The decision follows the establishment of an inter-departmental group after the Joint Oireachtas Committee on International Surrogacy published a report on the issue earlier this year.
The Department of Health said that, once drafted, new legislative provisions would be inserted into the Health (Assisted Human Reproduction) Bill 2022 Bill (AHR bill) at Committee Stage.
Once finalised, however, these provisions will need further Government approval.
Children’s rights
The AHR bill regulates, for the first time in the State, a wide range of AHR practices – including domestic altruistic surrogacy – but does not cover surrogacy arrangements undertaken in other jurisdictions, as originally published.
“Key principles underpinning the Government’s proposals are the protection of the rights of all children born as a result of surrogacy arrangements, and the safeguarding of the welfare of surrogate mothers,” the department stated.
The Minister for Health Stephen Donnelly said that the proposals had the potential to provide hundreds of Irish families with a route to formal recognition by the State of the surrogacy arrangements that they had undertaken, or would undertake, in other jurisdictions.
He added that the Government had accepted the majority of the recommendations made by the Oireachtas committee’s report, and had tried to implement its proposals, “in so far as possible and appropriate”.
Two-step process
Under the proposals, a two-step process will be introduced to allow for the recognition of parentage in future international surrogacy arrangements, encompassing pre-conception approval by the Assisted Human Reproduction Authority (AHRRA) and a post-birth court process for the granting of a Parental Order for Surrogacy.

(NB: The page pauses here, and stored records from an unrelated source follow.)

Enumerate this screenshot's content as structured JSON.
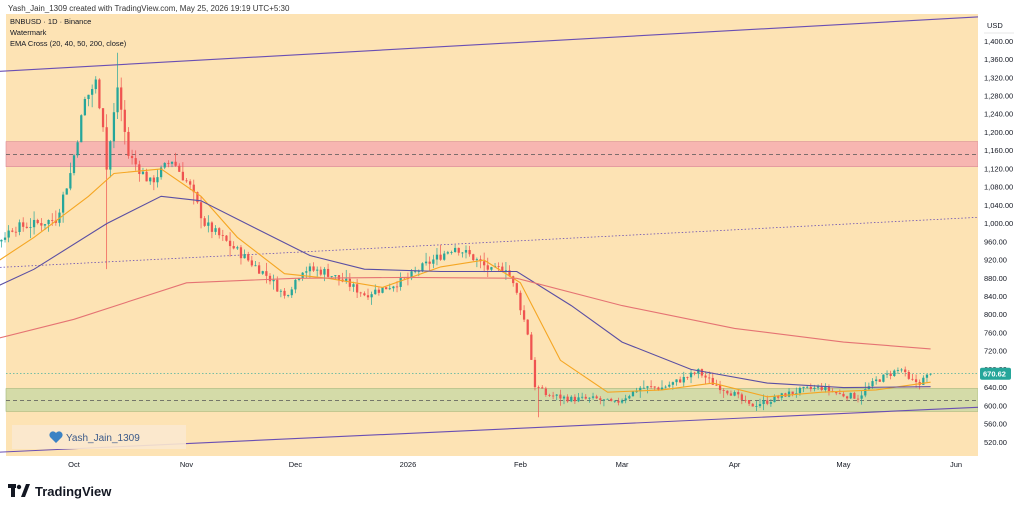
{
  "header": {
    "credit": "Yash_Jain_1309 created with TradingView.com, May 25, 2026 19:19 UTC+5:30",
    "symbol_line": "BNBUSD · 1D · Binance",
    "watermark_label": "Watermark",
    "indicator_label": "EMA Cross (20, 40, 50, 200, close)"
  },
  "watermark_text": "Yash_Jain_1309",
  "brand": {
    "name": "TradingView",
    "icon": "tradingview-logo-icon"
  },
  "currency_label": "USD",
  "colors": {
    "background": "#fde3b4",
    "up": "#26a69a",
    "down": "#ef5350",
    "ema_fast": "#f5a623",
    "ema_mid": "#5b4fa3",
    "ema_slow": "#e57373",
    "channel": "#6a4fb3",
    "resistance_zone": "#f4a7b0",
    "support_zone": "#c5d8a4",
    "price_badge": "#26a69a"
  },
  "chart_data": {
    "type": "candlestick",
    "title": "BNBUSD · 1D · Binance",
    "symbol": "BNBUSD",
    "interval": "1D",
    "exchange": "Binance",
    "ylim": [
      490,
      1460
    ],
    "y_ticks": [
      520,
      560,
      600,
      640,
      680,
      720,
      760,
      800,
      840,
      880,
      920,
      960,
      1000,
      1040,
      1080,
      1120,
      1160,
      1200,
      1240,
      1280,
      1320,
      1360,
      1400
    ],
    "y_tick_labels": [
      "520.00",
      "560.00",
      "600.00",
      "640.00",
      "680.00",
      "720.00",
      "760.00",
      "800.00",
      "840.00",
      "880.00",
      "920.00",
      "960.00",
      "1,000.00",
      "1,040.00",
      "1,080.00",
      "1,120.00",
      "1,160.00",
      "1,200.00",
      "1,240.00",
      "1,280.00",
      "1,320.00",
      "1,360.00",
      "1,400.00"
    ],
    "x_ticks": [
      {
        "label": "Oct",
        "date": "2025-10-01"
      },
      {
        "label": "Nov",
        "date": "2025-11-01"
      },
      {
        "label": "Dec",
        "date": "2025-12-01"
      },
      {
        "label": "2026",
        "date": "2026-01-01"
      },
      {
        "label": "Feb",
        "date": "2026-02-01"
      },
      {
        "label": "Mar",
        "date": "2026-03-01"
      },
      {
        "label": "Apr",
        "date": "2026-04-01"
      },
      {
        "label": "May",
        "date": "2026-05-01"
      },
      {
        "label": "Jun",
        "date": "2026-06-01"
      }
    ],
    "last_price": 670.62,
    "last_price_label": "670.62",
    "price_keypoints": [
      {
        "date": "2025-09-01",
        "close": 915
      },
      {
        "date": "2025-09-08",
        "close": 945
      },
      {
        "date": "2025-09-14",
        "close": 990
      },
      {
        "date": "2025-09-21",
        "close": 1000
      },
      {
        "date": "2025-09-26",
        "close": 1010
      },
      {
        "date": "2025-09-30",
        "close": 1110
      },
      {
        "date": "2025-10-04",
        "close": 1270
      },
      {
        "date": "2025-10-07",
        "close": 1310
      },
      {
        "date": "2025-10-09",
        "close": 1220
      },
      {
        "date": "2025-10-10",
        "close": 1120
      },
      {
        "date": "2025-10-13",
        "close": 1300
      },
      {
        "date": "2025-10-16",
        "close": 1150
      },
      {
        "date": "2025-10-22",
        "close": 1090
      },
      {
        "date": "2025-10-28",
        "close": 1140
      },
      {
        "date": "2025-11-02",
        "close": 1080
      },
      {
        "date": "2025-11-06",
        "close": 1000
      },
      {
        "date": "2025-11-12",
        "close": 960
      },
      {
        "date": "2025-11-18",
        "close": 920
      },
      {
        "date": "2025-11-24",
        "close": 880
      },
      {
        "date": "2025-11-28",
        "close": 840
      },
      {
        "date": "2025-12-03",
        "close": 900
      },
      {
        "date": "2025-12-09",
        "close": 895
      },
      {
        "date": "2025-12-15",
        "close": 870
      },
      {
        "date": "2025-12-20",
        "close": 845
      },
      {
        "date": "2025-12-26",
        "close": 860
      },
      {
        "date": "2026-01-01",
        "close": 880
      },
      {
        "date": "2026-01-06",
        "close": 910
      },
      {
        "date": "2026-01-10",
        "close": 930
      },
      {
        "date": "2026-01-14",
        "close": 950
      },
      {
        "date": "2026-01-19",
        "close": 925
      },
      {
        "date": "2026-01-24",
        "close": 895
      },
      {
        "date": "2026-01-28",
        "close": 905
      },
      {
        "date": "2026-01-31",
        "close": 845
      },
      {
        "date": "2026-02-03",
        "close": 760
      },
      {
        "date": "2026-02-05",
        "close": 645
      },
      {
        "date": "2026-02-08",
        "close": 625
      },
      {
        "date": "2026-02-15",
        "close": 615
      },
      {
        "date": "2026-02-22",
        "close": 615
      },
      {
        "date": "2026-02-27",
        "close": 605
      },
      {
        "date": "2026-03-06",
        "close": 640
      },
      {
        "date": "2026-03-12",
        "close": 640
      },
      {
        "date": "2026-03-18",
        "close": 660
      },
      {
        "date": "2026-03-22",
        "close": 675
      },
      {
        "date": "2026-03-26",
        "close": 650
      },
      {
        "date": "2026-04-01",
        "close": 625
      },
      {
        "date": "2026-04-05",
        "close": 600
      },
      {
        "date": "2026-04-10",
        "close": 610
      },
      {
        "date": "2026-04-15",
        "close": 625
      },
      {
        "date": "2026-04-20",
        "close": 635
      },
      {
        "date": "2026-04-25",
        "close": 640
      },
      {
        "date": "2026-04-30",
        "close": 625
      },
      {
        "date": "2026-05-05",
        "close": 620
      },
      {
        "date": "2026-05-10",
        "close": 655
      },
      {
        "date": "2026-05-15",
        "close": 675
      },
      {
        "date": "2026-05-17",
        "close": 680
      },
      {
        "date": "2026-05-19",
        "close": 655
      },
      {
        "date": "2026-05-22",
        "close": 652
      },
      {
        "date": "2026-05-25",
        "close": 670.62
      }
    ],
    "series": [
      {
        "name": "EMA 20",
        "color": "#f5a623",
        "points": [
          {
            "date": "2025-09-01",
            "y": 870
          },
          {
            "date": "2025-09-20",
            "y": 970
          },
          {
            "date": "2025-10-05",
            "y": 1060
          },
          {
            "date": "2025-10-12",
            "y": 1110
          },
          {
            "date": "2025-10-25",
            "y": 1120
          },
          {
            "date": "2025-11-05",
            "y": 1060
          },
          {
            "date": "2025-11-15",
            "y": 970
          },
          {
            "date": "2025-11-28",
            "y": 890
          },
          {
            "date": "2025-12-10",
            "y": 880
          },
          {
            "date": "2025-12-25",
            "y": 860
          },
          {
            "date": "2026-01-10",
            "y": 905
          },
          {
            "date": "2026-01-22",
            "y": 920
          },
          {
            "date": "2026-02-01",
            "y": 870
          },
          {
            "date": "2026-02-12",
            "y": 700
          },
          {
            "date": "2026-02-25",
            "y": 630
          },
          {
            "date": "2026-03-12",
            "y": 635
          },
          {
            "date": "2026-03-26",
            "y": 650
          },
          {
            "date": "2026-04-10",
            "y": 620
          },
          {
            "date": "2026-04-25",
            "y": 630
          },
          {
            "date": "2026-05-10",
            "y": 635
          },
          {
            "date": "2026-05-25",
            "y": 652
          }
        ]
      },
      {
        "name": "EMA 50",
        "color": "#5b4fa3",
        "points": [
          {
            "date": "2025-09-01",
            "y": 830
          },
          {
            "date": "2025-09-20",
            "y": 900
          },
          {
            "date": "2025-10-10",
            "y": 1000
          },
          {
            "date": "2025-10-25",
            "y": 1060
          },
          {
            "date": "2025-11-05",
            "y": 1050
          },
          {
            "date": "2025-11-20",
            "y": 990
          },
          {
            "date": "2025-12-05",
            "y": 930
          },
          {
            "date": "2025-12-20",
            "y": 900
          },
          {
            "date": "2026-01-10",
            "y": 895
          },
          {
            "date": "2026-01-31",
            "y": 895
          },
          {
            "date": "2026-02-15",
            "y": 820
          },
          {
            "date": "2026-03-01",
            "y": 740
          },
          {
            "date": "2026-03-20",
            "y": 680
          },
          {
            "date": "2026-04-10",
            "y": 650
          },
          {
            "date": "2026-05-01",
            "y": 640
          },
          {
            "date": "2026-05-25",
            "y": 642
          }
        ]
      },
      {
        "name": "EMA 200",
        "color": "#e57373",
        "points": [
          {
            "date": "2025-09-01",
            "y": 730
          },
          {
            "date": "2025-10-01",
            "y": 790
          },
          {
            "date": "2025-11-01",
            "y": 870
          },
          {
            "date": "2025-12-01",
            "y": 880
          },
          {
            "date": "2026-01-01",
            "y": 882
          },
          {
            "date": "2026-01-31",
            "y": 880
          },
          {
            "date": "2026-03-01",
            "y": 820
          },
          {
            "date": "2026-04-01",
            "y": 770
          },
          {
            "date": "2026-05-01",
            "y": 740
          },
          {
            "date": "2026-05-25",
            "y": 725
          }
        ]
      }
    ],
    "annotations": [
      {
        "kind": "zone",
        "name": "resistance",
        "from": 1125,
        "to": 1180,
        "midline": 1152
      },
      {
        "kind": "zone",
        "name": "support",
        "from": 588,
        "to": 638,
        "midline": 612
      },
      {
        "kind": "trendline",
        "name": "upper-channel",
        "start": {
          "date": "2025-09-01",
          "y": 1330
        },
        "end": {
          "date": "2026-06-10",
          "y": 1455
        }
      },
      {
        "kind": "trendline",
        "name": "lower-channel",
        "start": {
          "date": "2025-09-01",
          "y": 495
        },
        "end": {
          "date": "2026-06-10",
          "y": 598
        }
      },
      {
        "kind": "trendline",
        "name": "dotted-trend",
        "start": {
          "date": "2025-09-01",
          "y": 900
        },
        "end": {
          "date": "2026-06-10",
          "y": 1015
        }
      },
      {
        "kind": "hline",
        "name": "last-price-dotted",
        "y": 670.62
      }
    ],
    "grid": false,
    "legend": "top-left"
  }
}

Those seeking to undertake international surrogacy arrangements will have to meet the legal criteria in the jurisdiction in which the surrogacy is intended to take place, and also the criteria set down in the Irish legislation.
The Government says that these criteria “will correspond largely with the conditions to be met for a permitted domestic surrogacy agreement”.
Surrogate mothers will not be paid more than the reasonable receiptable expenses that are incurred.
Past arrangements
Surrogacy arrangements – both domestic and international – undertaken before the commencement of the AHR bill may also be recognised, as long as some key criteria are met.
These will include:
- That the surrogacy was not unlawful at the time in the relevant jurisdiction,
- It was a purely gestational surrogacy (the egg not provided by the surrogate mother), and
- The surrogate mother has provided her consent to the granting of a Parental Order for Surrogacy.
The process includes safeguards for the protection of the rights and welfare of all parties to a surrogacy arrangement –including the child, the surrogate mother, and the intending parents.
The Government points out that the process of transferring and assigning parentage linked to past surrogacy arrangements will result in the severing of the pre-existing and constitutionally protected legal relationship between the surrogate mother and the child to whom she gave birth.